As a reminder, AAR publishes member accomplishments including new publications, award announcements, and media mentions. Share your wins with us!
Awards and Accomplishments
Candace Lukasik Wins 2025 Alixa Naff Prize in Migration Studies in the “Best Book” Category for Martyrs and Migrants: Coptic Christians and the Persecution Politics of US Empire
The Khayrallah Center for Lebanese Diaspora Studies announced the winners of the 2025 Alixa Naff Prize in Migration Studies in March 2026, honoring outstanding research on Middle East/North African migration. Dr. Candace Lukasik won best book for Martyrs and Migrants: Coptic Christians and the Persecution Politics of US Empire.
Books and Publications
Lauree Brown
Beyond the Well: A Novel Inspired by the Women at the Well

Beyond the Well is a historical fiction novel that reimagines the life of the Samaritan woman, known as Photine, before and after her encounter at Jacob’s well.

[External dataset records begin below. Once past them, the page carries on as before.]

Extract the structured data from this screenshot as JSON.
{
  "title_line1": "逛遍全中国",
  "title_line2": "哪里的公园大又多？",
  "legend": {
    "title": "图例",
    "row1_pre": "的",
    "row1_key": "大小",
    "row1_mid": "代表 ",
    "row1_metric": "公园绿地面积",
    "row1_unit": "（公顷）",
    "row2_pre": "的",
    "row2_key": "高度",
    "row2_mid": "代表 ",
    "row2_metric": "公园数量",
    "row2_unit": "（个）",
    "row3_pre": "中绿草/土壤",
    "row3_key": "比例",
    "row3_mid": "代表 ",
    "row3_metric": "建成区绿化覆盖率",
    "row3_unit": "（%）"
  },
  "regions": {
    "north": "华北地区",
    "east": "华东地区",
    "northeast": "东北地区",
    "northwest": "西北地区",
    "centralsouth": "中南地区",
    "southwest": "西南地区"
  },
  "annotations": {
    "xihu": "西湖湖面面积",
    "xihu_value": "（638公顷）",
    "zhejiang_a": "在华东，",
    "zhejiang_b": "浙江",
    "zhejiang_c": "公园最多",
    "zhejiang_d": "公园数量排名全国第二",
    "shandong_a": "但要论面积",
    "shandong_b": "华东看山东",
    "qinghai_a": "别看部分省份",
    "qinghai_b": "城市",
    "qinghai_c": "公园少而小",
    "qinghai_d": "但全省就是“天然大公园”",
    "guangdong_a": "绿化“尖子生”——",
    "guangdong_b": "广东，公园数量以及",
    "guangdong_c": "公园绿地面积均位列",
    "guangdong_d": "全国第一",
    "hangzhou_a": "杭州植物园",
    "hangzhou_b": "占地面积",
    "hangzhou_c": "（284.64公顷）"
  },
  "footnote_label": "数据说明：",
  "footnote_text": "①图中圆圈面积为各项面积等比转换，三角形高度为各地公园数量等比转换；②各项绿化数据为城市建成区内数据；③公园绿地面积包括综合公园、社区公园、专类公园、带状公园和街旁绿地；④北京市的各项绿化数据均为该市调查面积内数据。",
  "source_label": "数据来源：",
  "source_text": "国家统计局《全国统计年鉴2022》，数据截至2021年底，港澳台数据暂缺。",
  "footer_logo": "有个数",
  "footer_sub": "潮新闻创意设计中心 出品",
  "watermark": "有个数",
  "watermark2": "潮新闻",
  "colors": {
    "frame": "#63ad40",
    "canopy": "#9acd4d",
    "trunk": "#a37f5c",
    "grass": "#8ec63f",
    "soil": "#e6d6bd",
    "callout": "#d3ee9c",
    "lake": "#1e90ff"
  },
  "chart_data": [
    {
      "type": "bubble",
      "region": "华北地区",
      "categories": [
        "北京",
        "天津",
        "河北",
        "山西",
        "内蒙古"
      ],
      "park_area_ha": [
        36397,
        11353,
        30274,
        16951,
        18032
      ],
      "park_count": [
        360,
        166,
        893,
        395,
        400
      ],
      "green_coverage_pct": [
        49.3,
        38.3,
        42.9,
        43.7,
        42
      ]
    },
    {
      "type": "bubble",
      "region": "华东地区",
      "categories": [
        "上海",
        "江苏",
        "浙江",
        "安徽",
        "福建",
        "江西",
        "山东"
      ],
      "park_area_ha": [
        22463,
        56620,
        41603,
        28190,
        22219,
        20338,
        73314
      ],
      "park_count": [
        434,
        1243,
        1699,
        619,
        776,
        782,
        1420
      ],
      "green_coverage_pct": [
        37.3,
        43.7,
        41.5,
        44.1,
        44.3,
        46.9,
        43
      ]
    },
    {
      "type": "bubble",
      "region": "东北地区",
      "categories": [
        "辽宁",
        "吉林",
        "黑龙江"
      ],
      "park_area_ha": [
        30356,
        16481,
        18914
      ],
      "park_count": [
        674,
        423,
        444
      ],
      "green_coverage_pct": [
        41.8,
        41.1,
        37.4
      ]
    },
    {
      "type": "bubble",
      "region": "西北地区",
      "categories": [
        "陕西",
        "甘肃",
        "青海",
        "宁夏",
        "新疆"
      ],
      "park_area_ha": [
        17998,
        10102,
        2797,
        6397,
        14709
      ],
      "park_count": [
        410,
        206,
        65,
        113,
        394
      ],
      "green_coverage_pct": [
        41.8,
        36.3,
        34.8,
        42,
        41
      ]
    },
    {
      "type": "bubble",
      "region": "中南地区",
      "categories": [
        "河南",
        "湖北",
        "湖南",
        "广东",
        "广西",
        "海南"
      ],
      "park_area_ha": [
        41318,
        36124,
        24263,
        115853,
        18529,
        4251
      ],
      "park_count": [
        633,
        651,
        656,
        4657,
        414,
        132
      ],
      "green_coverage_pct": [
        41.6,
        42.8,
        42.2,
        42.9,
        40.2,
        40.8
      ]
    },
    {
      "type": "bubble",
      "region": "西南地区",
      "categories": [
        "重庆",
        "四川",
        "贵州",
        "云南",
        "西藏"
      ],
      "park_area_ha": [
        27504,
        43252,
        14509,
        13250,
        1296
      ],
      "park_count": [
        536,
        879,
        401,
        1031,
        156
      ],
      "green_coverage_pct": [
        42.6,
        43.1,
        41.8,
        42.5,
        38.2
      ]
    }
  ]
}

Living in a society shaped by rigid traditions and judgment, Photine navigates loss and love, multiple marriages, and deep personal shame while quietly holding on to her dignity and inner strength. Through hardship and experience, her journey becomes one of survival, faith, and self-discovery.
P. C. Saidalavi
Seeking Allah’s Hierarchy: Caste, Labor, and Islam in India
In Seeking Allah’s Hierarchy, P. C. Saidalavi provides an ethnographic study of a Muslim barber community in South India, unraveling how these barbers negotiated concepts of hierarchy through Islamic values of piety, genealogy, morality, and wealth. Through this close-drawn study, Saidalavi argues that Muslim hierarchy exists and it works on its own terms. It both draws upon Islamic jurisprudential and moral discourses and is shaped by the larger economic, cultural, and political environment, including that of Hinduism. Yet ultimately, Muslim hierarchy is neither a replica nor a watered-down version of caste in Hinduism.